I want to solve this:
\begin{equation}
L=\lim_{x\rightarrow 0} \frac{\sum\limits_{m=1}^{M}a_{m}\exp\left\{\frac{bm^2}{ (m^2+2x^2)x^2}\right\}{(m^2+2x^2)^{-3/2}}+d_m(m^2+2x^2)^{-1} } {\sum\limits_{m=1}^{M} c_{m}\exp\left\{\frac{bm^2}{ (m^2+2x^2)x^2}\right\}{(m^2+2x^2)^{-3/2}}+e_m(m^2+2x^2)^{-1}}
\end{equation}
where
\begin{equation}
\begin{aligned}
m&=1,2,\cdots,M\\
a_m,b,c_m, d_m, e_m &\neq 0 \quad \text{and they are all constants}
\end{aligned}
\end{equation}
My approach:
Since the term $d_m(m^2+2x^2)^{-1}\rightarrow d_m m^{-2}$ and $a_{m}\exp\left\{\frac{bm^2}{ (m^2+2x^2)x^2}\right\}{(m^2+2x^2)^{-3/2}}\rightarrow \infty$, so I ignore the formmer.
Similarly, I ignore the term $e_m(m^2+2x^2)^{-1}$ in the denominator.
Now, the subsequent problem is how to solve the following limit:
\begin{equation}
L=\lim_{x\rightarrow 0} \frac{\sum\limits_{m=1}^{M}a_{m}\exp\left\{\frac{bm^2}{ (m^2+2x^2)x^2}\right\}{(m^2+2x^2)^{-3/2}} } {\sum\limits_{m=1}^{M} c_{m}\exp\left\{\frac{bm^2}{ (m^2+2x^2)x^2}\right\}{(m^2+2x^2)^{-3/2}}}
\end{equation}
which is solved in my previous question: Is there a mistake in solving this limit?, and @justt and @Claude Leibovici give helpful answers.
My question here is:
-
Can I ignore the terms $d_m(m^2+2x^2)^{-1}$ and $e_m(m^2+2x^2)^{-1}$ in solving this?
-
If it is, what is the reason?
I am confused about when can the true value be substituted into the solving of limits.
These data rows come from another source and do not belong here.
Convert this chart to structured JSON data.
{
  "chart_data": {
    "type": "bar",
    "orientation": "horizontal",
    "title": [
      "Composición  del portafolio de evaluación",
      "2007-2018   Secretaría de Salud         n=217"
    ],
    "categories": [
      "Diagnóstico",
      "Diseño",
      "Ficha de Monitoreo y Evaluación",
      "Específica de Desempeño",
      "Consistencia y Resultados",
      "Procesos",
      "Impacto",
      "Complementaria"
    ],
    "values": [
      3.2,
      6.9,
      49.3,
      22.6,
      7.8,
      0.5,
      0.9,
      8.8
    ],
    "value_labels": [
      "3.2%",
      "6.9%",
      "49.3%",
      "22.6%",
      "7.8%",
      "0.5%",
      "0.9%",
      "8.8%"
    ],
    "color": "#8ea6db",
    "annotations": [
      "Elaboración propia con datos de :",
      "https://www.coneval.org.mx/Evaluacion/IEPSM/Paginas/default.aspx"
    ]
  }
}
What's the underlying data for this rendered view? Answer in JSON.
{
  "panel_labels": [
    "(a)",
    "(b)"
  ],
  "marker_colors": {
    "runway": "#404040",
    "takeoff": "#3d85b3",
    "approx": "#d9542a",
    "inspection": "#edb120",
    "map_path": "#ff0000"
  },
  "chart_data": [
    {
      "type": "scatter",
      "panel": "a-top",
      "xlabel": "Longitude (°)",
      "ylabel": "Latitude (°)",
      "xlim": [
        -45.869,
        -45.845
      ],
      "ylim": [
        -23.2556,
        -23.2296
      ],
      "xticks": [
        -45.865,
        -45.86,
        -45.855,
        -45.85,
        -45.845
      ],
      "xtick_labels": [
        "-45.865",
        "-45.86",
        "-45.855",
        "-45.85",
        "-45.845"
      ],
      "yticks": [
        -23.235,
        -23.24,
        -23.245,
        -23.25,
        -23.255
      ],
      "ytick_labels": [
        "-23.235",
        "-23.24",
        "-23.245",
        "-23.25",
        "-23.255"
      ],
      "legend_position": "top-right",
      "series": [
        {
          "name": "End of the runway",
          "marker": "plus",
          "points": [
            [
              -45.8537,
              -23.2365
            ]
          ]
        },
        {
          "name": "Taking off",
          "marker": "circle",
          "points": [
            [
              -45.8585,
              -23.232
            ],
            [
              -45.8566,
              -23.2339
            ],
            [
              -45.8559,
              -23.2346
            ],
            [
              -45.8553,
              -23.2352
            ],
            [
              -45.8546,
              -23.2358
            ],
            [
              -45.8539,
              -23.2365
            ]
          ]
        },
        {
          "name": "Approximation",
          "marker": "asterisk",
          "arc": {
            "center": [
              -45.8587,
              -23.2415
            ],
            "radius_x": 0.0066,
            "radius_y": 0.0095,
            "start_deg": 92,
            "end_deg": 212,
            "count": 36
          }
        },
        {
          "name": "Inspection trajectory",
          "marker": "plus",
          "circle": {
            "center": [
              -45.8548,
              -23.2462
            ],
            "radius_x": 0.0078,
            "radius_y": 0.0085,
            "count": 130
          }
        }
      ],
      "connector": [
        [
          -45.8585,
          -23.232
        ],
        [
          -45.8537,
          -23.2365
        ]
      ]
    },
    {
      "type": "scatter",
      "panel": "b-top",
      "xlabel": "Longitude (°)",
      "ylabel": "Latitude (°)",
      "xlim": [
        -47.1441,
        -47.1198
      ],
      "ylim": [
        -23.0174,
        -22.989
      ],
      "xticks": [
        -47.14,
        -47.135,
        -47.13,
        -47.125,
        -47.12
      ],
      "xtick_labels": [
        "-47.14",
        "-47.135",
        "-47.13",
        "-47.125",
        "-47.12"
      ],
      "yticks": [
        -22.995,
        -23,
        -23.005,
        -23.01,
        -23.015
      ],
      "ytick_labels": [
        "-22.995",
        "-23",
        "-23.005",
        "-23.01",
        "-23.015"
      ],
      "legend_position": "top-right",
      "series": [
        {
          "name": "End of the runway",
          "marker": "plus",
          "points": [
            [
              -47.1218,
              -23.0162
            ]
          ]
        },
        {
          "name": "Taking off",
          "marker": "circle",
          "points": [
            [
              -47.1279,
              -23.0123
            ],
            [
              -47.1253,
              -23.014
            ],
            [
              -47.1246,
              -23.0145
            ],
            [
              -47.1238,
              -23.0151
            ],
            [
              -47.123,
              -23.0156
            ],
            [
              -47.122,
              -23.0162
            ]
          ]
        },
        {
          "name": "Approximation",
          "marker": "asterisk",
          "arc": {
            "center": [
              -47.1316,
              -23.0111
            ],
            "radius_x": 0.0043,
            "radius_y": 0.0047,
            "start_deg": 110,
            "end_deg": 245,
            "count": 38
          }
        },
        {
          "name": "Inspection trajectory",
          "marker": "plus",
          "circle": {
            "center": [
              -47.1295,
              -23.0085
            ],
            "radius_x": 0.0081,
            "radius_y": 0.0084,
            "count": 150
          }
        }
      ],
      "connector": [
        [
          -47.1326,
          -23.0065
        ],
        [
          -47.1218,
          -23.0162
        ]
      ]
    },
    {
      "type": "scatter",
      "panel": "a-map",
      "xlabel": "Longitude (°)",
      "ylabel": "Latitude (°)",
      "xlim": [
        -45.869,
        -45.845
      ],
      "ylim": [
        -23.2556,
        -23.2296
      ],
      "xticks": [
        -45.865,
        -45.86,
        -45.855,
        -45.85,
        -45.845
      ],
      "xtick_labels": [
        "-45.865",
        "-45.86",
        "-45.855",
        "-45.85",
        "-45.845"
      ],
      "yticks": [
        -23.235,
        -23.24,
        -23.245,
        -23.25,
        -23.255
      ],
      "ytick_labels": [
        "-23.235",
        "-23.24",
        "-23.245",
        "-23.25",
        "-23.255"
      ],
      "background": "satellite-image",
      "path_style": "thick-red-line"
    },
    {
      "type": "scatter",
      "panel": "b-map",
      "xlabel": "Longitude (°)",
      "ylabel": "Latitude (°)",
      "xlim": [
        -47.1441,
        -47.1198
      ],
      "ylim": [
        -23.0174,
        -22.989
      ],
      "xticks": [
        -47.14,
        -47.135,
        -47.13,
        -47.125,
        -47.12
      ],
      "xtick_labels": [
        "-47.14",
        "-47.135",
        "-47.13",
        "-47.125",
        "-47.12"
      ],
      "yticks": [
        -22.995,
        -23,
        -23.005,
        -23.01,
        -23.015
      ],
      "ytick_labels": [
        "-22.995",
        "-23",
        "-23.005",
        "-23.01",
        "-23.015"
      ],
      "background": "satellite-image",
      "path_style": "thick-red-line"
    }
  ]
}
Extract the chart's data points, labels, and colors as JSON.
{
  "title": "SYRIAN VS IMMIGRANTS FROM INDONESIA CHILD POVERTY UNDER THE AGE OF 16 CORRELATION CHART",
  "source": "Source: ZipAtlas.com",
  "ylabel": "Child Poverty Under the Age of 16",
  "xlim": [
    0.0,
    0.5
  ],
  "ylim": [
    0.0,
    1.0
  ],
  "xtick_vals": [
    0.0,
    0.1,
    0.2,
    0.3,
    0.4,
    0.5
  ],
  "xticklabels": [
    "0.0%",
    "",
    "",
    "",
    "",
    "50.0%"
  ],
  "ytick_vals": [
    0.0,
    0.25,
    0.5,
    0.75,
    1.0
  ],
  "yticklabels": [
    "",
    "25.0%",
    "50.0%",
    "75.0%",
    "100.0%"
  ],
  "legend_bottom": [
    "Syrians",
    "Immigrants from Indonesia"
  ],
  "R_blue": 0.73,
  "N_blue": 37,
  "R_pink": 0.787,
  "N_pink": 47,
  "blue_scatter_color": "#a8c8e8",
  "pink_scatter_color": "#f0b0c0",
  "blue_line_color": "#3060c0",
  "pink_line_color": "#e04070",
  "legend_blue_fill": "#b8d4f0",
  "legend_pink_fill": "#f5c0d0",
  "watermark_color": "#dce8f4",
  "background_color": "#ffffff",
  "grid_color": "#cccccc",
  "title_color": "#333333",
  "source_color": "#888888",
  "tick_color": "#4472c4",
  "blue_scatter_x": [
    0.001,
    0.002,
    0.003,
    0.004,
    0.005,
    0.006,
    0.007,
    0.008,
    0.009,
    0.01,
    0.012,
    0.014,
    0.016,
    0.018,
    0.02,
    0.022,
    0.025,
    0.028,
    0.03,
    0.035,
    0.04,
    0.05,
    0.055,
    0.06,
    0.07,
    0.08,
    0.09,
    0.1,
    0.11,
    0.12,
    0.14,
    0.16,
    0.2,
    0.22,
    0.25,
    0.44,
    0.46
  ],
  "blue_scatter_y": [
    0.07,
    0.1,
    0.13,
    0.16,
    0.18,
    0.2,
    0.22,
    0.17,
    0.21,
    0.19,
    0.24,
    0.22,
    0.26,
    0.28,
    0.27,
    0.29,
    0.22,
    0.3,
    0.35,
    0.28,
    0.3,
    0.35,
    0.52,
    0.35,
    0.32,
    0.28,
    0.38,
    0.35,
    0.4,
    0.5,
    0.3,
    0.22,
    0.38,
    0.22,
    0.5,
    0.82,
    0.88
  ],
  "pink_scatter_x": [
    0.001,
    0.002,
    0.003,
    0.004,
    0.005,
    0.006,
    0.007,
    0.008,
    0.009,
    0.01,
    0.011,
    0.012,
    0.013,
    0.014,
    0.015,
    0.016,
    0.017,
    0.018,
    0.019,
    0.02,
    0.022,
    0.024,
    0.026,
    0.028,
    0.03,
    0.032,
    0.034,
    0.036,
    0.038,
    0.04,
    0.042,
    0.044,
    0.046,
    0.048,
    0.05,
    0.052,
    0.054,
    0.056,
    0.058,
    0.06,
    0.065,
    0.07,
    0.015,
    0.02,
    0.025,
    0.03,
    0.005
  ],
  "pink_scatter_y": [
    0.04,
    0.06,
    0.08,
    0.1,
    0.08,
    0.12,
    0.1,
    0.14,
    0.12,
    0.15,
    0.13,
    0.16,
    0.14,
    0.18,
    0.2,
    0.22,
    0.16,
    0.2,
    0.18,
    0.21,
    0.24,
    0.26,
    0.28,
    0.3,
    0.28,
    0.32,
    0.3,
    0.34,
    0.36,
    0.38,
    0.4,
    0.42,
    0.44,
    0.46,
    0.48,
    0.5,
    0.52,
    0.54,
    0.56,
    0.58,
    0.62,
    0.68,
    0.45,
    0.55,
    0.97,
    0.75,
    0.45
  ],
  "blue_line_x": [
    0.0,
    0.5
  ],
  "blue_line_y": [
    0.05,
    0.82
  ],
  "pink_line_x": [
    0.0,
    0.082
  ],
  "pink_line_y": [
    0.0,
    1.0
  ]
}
Sorry about some mistakes in my expressions, as @ancient mathematician points out.
I have rephrased the question.
Best Answer
I think one can argue this way.
Write $A$ for $\sum\limits_{m=1}^{M}a_{m}\exp\left\{\frac{bm^2}{ (m^2+2x^2)x^2}\right\}$, and $C,D,E$ for the other sums.
Claim: Suppose $\lim_{x\to 0}\frac{A}{C}$ exists and equals $\Lambda\ne 0$; then $\lim_{x\to 0}\frac{A+D}{C+E}$ exists and equals $\Lambda$.
To prove this it suffices to prove that $\lim_{x\to 0}\frac{A+D}{C+E}/\frac{A}{C}=1$. As $\frac{A+D}{C+E}/\frac{A}{C}=(1+\frac{D}{A})/(1+\frac{E}{C})$ all we need to see is that $\frac{D}{A}\to 0$ and $\frac{E}{C}\to 0$. As $A,C\to\infty$ it suffices to show that $D,E$ are bounded as $x\to 0$.
We have that $D=\sum_{m=1}^{M}\frac{d_m}{(m^2+2x^2)^{3/2}}$. Let $K$ be the maximum of $|d_1|,\dots, |d_M|$. Then $|D|<KM\frac{1}{(1+2x^2)^{3/2}}\leqslant KM$, so is bounded as required.